5 star routePitonsMechanical anchorsTraverseDihedralCrackChimneyRecommendedFantastic

First ascent and re-bolting

First ascent: Cezar Manea, Alexandru Brumărescu
Date: 1973

Route description - Translated with Yandex Tanslate

LC1 - next to the entrance of the trail we climb up the crack on the right path to climbing the Crida. We get to the pool if (the top of the Crida). From here we continue on to the plugs really, but it's a little difficult up to a pool with a lot of hands bound with a cord. Additionally, there are 2 spit-ups, just good to be assured for those of you who want to try the LC2 to the free.

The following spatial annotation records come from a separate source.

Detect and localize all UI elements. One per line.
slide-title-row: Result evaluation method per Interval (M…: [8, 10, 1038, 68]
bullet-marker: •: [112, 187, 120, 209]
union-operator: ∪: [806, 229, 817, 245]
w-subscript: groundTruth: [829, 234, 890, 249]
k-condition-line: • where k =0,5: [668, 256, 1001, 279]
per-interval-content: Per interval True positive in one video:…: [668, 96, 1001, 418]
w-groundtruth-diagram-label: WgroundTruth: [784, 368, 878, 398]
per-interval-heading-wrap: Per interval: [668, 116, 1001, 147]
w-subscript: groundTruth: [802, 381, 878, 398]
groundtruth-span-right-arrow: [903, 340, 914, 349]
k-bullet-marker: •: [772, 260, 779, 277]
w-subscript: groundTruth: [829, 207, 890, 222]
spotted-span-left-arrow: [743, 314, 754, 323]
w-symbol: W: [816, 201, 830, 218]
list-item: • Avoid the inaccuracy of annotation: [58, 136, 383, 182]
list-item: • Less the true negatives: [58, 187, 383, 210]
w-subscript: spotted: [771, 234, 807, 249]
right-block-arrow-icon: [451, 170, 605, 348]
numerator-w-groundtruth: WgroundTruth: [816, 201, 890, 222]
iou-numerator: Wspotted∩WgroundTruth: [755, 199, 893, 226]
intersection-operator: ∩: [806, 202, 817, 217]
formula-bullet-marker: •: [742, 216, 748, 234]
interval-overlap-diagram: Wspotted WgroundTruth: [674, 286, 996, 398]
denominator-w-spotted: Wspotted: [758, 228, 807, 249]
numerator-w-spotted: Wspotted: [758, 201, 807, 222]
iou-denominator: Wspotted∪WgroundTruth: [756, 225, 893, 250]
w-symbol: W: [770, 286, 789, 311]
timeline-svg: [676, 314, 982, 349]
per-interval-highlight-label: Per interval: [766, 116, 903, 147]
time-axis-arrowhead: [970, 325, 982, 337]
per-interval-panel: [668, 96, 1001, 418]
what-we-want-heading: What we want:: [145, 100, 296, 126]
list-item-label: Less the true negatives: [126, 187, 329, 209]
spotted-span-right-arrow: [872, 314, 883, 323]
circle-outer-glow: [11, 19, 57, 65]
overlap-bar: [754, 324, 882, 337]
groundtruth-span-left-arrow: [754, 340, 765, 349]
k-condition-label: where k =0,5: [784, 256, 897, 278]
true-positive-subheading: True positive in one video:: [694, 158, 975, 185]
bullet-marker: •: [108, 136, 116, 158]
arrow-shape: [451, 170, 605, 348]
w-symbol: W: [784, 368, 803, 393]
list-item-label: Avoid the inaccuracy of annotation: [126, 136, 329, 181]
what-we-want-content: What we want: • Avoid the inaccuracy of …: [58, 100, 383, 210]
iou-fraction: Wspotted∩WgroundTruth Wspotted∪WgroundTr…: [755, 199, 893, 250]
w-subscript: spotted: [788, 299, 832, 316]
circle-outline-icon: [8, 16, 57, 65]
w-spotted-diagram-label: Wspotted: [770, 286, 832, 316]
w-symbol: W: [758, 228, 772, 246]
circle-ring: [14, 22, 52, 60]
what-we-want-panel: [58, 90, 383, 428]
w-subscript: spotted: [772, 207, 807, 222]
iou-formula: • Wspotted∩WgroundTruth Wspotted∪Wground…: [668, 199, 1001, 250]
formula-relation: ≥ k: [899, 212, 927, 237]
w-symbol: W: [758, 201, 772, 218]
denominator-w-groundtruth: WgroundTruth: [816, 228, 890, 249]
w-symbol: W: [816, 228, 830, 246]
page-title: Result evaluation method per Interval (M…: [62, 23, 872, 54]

LC2 - it Starts with a dihedral hard, right on top of the pool. Clean it very often, it can be a leg up. After the dihedral out of an area light to a wider one, that here's where you'll find a 2-hands tied with a rope, but if you go on it to the left a few metres, we'll give you some nuts and bolts are used, probably from the via ferrata. From here, you can go down with a single dose of 60m up to the girdle of the place of departure.

LC3 - it's short, and it has 3 cracks, skewing what should be escalated, and then when we get the last crack we'll get in the pool with your hands.

LC4 - we're the slab washed up on the crack is evident, and we follow on the right for a step in the air where we can see the start of the route. Under the piece on the top of the pit, there is a threshold of the invisible original. We continue upward until the difficulties of the fall and get to the bottom of the chimney pamântos. Reform, because otherwise it would fuck you hard strings.

LC5 Is far from assured. There are 2-3 hands on the shaft and one after the passing of the ?ancului the end. The lighter one goes on the left side of the chimney. Once you're here, be pooled in a tank, or a tree, or keep going 15-20 km over the ridge to the cables of the zip-line. Attention to the background, if you pull really hard on the ropes we can't inconvenience you in the climb of the chimney.
Information source
- Nomenclatorul traseelor
- http://blog.tataru.net - http://blog.tataru.net/topo-cezar-manea-4b-7-5a1/

Access and retreat - Translated with Yandex Tanslate

GPS: N 45° 32' 42.9" E 25° 31' 04.7"    
Retreat route: It makes the path obvious in the woods seems to be losing, but going down through the trees, we arrive very quickly at the base of the gorge.



Sursă: blog.tataru.net



Discover more about this route from those who have climbed it

Diaries & links


Users who climbed the route

Dorin Cristea - 09.08.2020, Vara
- 09.08.2020Parcurgere cu A1 in lungimea 2, A0 in lungimile 3 si 4.
Adrian Scurtu - 29.07.2020, Vara
- 29.07.2020
Razvan Hotea - 27.05.2018, Vara
- 27.05.2018
Alexandru Baran - 07.04.2018
- 07.04.2018
Adrian Mihai - 01.10.2017, Vara
- 01.10.2017
Rosmalin Alin - 22.09.2017
- 22.09.2017traseu frumos
Mihai Barbu - 10.08.2017, Vara
- 10.08.2017
Radu Ciofringeanu - 22.07.2017
- 22.07.2017
Iulia Darie - 22.07.2017
- 22.07.2017
Lucian Apostu - 04.05.2015
- 04.05.2015
Wilhelm Martini - 03.10.1982, Vara
- 03.10.1982
Eugen Popescu - 01.08.1980, Vara
- 01.08.1980

Discover route videos made by those who have climbed it


GPS: N 45° 32' 42.9" E 25° 31' 04.7"    
Retreat route: It makes the path obvious in the woods seems to be losing, but going down through the trees, we arrive very quickly at the base of the gorge.